Pero lo que realmente echa de menos el autor y así lo refleja en casi toda su obra es la muerte del honor. Porque el honor no es (o era) algo exclusivo de la nobleza. El honor existía en todos los ámbitos de la sociedad y de forma muy especial en los bajos fondos. Existía un código de honor en los billares, en las cárceles, entre las prostitutas, entre los delincuentes, los rateros. Códigos no escritos que además se unía a un especial sentimiento de camaradería. Y esto también era común a muchas profesiones, sobre todo en aquellas donde había cierto desarraigo social y familiar: soldados, marineros, buzos, plataformas petrolíferas…Códigos dehonor y camaradería que en muchas ocasiones se concretaba en tatuajes, pendientes o patillas que expresaban el sentimiento de orgullo de pertenencia a un colectivo especial.

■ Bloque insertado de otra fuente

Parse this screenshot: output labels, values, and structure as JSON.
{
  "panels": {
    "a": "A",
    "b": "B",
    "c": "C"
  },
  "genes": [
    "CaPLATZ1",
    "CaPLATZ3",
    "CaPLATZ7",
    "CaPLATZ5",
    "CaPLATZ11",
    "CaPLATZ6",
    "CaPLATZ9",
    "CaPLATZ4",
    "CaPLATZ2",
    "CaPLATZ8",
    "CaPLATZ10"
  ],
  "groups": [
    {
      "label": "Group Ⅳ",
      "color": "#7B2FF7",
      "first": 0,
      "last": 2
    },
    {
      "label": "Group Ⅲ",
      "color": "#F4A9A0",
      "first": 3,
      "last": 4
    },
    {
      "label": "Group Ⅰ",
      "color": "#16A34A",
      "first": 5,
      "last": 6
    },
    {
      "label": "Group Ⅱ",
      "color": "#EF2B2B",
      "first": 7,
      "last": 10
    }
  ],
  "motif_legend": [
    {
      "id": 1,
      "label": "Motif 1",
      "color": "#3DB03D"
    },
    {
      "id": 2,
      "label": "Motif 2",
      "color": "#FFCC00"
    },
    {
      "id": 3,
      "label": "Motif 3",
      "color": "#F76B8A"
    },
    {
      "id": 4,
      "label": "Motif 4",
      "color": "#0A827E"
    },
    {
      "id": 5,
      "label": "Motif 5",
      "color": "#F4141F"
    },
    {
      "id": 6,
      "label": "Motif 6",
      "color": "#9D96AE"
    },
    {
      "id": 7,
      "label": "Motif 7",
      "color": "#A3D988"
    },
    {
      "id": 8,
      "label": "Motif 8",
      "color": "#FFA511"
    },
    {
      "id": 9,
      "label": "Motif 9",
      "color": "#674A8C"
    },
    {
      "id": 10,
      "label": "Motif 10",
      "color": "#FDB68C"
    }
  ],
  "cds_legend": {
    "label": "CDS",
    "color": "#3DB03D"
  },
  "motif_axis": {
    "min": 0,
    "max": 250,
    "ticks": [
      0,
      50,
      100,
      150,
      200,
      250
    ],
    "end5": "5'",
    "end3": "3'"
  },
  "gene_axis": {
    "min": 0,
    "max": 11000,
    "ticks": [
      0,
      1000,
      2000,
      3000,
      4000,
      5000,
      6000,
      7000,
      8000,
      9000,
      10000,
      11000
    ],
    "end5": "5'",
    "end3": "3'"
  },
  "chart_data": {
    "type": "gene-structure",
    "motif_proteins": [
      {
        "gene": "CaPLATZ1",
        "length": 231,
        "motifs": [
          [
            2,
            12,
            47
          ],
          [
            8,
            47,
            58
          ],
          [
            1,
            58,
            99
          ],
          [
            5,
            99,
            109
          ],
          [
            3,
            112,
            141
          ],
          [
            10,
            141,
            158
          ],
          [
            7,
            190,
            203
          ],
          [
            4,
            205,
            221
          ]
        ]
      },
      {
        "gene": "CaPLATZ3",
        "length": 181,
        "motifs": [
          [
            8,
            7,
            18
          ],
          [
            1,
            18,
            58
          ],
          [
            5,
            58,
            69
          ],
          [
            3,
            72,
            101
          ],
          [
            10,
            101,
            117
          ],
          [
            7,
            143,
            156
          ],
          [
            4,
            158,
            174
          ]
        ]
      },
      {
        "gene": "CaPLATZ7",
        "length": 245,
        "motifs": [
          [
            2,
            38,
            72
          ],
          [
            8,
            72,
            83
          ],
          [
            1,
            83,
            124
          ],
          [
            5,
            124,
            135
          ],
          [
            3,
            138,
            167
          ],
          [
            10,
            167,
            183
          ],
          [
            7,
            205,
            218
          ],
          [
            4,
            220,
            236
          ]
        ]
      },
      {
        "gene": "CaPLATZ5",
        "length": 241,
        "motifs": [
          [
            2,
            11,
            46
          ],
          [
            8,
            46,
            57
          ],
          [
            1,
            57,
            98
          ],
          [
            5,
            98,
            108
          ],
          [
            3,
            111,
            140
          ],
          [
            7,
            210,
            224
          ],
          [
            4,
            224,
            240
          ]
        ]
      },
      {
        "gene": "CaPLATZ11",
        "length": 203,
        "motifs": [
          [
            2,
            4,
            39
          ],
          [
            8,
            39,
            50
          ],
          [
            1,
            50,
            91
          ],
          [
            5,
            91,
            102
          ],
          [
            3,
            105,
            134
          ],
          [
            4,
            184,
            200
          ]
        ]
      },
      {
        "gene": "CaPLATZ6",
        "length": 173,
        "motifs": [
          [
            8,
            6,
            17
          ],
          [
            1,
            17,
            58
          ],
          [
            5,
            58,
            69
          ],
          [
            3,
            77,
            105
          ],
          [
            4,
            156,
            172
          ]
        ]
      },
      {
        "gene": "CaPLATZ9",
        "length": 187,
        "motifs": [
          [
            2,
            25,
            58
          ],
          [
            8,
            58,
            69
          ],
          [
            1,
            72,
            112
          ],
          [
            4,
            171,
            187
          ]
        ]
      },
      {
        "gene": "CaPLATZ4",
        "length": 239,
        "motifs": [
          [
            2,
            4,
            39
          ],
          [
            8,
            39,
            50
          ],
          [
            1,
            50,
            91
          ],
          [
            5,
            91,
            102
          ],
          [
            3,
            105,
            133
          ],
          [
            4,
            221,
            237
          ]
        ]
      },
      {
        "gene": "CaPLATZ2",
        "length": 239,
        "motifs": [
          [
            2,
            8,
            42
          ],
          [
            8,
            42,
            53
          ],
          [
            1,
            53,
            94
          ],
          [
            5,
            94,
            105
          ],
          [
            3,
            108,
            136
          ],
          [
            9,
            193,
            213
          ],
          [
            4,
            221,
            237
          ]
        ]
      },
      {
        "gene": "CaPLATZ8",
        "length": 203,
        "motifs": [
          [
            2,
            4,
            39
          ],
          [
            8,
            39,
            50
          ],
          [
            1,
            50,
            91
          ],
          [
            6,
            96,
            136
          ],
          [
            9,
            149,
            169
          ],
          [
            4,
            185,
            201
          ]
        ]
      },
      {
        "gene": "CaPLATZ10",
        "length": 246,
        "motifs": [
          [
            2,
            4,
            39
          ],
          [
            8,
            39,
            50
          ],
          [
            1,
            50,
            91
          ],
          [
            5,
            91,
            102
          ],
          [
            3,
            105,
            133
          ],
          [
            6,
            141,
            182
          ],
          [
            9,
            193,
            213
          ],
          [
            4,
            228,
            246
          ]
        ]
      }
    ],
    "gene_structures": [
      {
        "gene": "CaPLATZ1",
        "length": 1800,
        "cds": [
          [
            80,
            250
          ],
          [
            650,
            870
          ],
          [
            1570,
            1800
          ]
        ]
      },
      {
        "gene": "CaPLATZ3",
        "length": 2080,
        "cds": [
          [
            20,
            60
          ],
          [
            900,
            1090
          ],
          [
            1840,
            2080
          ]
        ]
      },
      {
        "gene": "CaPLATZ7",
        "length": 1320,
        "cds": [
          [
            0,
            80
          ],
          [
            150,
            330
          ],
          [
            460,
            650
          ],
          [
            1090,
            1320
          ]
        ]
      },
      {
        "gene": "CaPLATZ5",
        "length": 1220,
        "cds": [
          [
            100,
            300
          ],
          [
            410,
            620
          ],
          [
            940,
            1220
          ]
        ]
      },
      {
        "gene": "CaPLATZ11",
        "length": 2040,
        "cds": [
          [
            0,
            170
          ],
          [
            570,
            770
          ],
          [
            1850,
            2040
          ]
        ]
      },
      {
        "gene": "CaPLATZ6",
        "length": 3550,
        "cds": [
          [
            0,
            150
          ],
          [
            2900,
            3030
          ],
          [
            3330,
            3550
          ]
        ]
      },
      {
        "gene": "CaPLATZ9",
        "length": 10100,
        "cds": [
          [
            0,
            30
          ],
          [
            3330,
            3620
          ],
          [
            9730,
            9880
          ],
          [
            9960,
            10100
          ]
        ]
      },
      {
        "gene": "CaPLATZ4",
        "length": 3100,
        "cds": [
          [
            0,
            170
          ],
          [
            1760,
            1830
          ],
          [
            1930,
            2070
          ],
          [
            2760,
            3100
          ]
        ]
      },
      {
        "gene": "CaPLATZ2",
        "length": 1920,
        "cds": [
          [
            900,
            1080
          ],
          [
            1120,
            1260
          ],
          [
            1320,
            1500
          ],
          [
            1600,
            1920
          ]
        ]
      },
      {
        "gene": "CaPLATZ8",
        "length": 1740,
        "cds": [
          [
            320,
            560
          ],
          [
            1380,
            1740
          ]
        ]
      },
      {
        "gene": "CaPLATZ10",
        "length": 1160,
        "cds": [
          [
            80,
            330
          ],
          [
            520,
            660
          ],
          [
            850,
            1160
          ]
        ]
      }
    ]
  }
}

El individualismo y la ambición han podido con todos los códigos de honor, camaradería y orgullos de pertenencia y aquellos símbolos de ayer carecen de sentido hoy, y aquellos entrañables trileros, estafadores de poca monta del timo de la estampita o del tocomocho que sobrevivían con los tres cartones (el de arriba, el de abajo y el de Don Simón) han dado paso a violentos que forman parte de una organización mayor, que lo mismo controla a los que apalean a una familia en un adosado, que explotan a mujeres y bebés que venden pañuelos en los semáforos, que dirigen a los que roban bebidas en los supermercados, que exprimen a los del top manta o a los que menudean con drogas. Ya no son buscavidas de tasca y billar. Son los esclavos del siglo XXI que tras un día de delincuencia tienen que entregar sus ganancias a cambio de un colchón en un piso de cualquier suburbio de España compartido con otros diez o quince desgraciados dispuestos incluso a matar mañana.
Ya no quedan códigos de honor, ni camaradería, ni orgullo de pertenencia. Ni en la nobleza, ni en el trullo, ni en mesones de tropa, ni en las calles. Sólo quedan individuos bajo el princio de sálvese quien pueda, aunque para ello tengan que vender a su colega.
Aquel mismo querido por todos Tony Leblanc de los timadores ha pasado hoy a la repugnante saga de Torrente. Es el signo de los tiempos.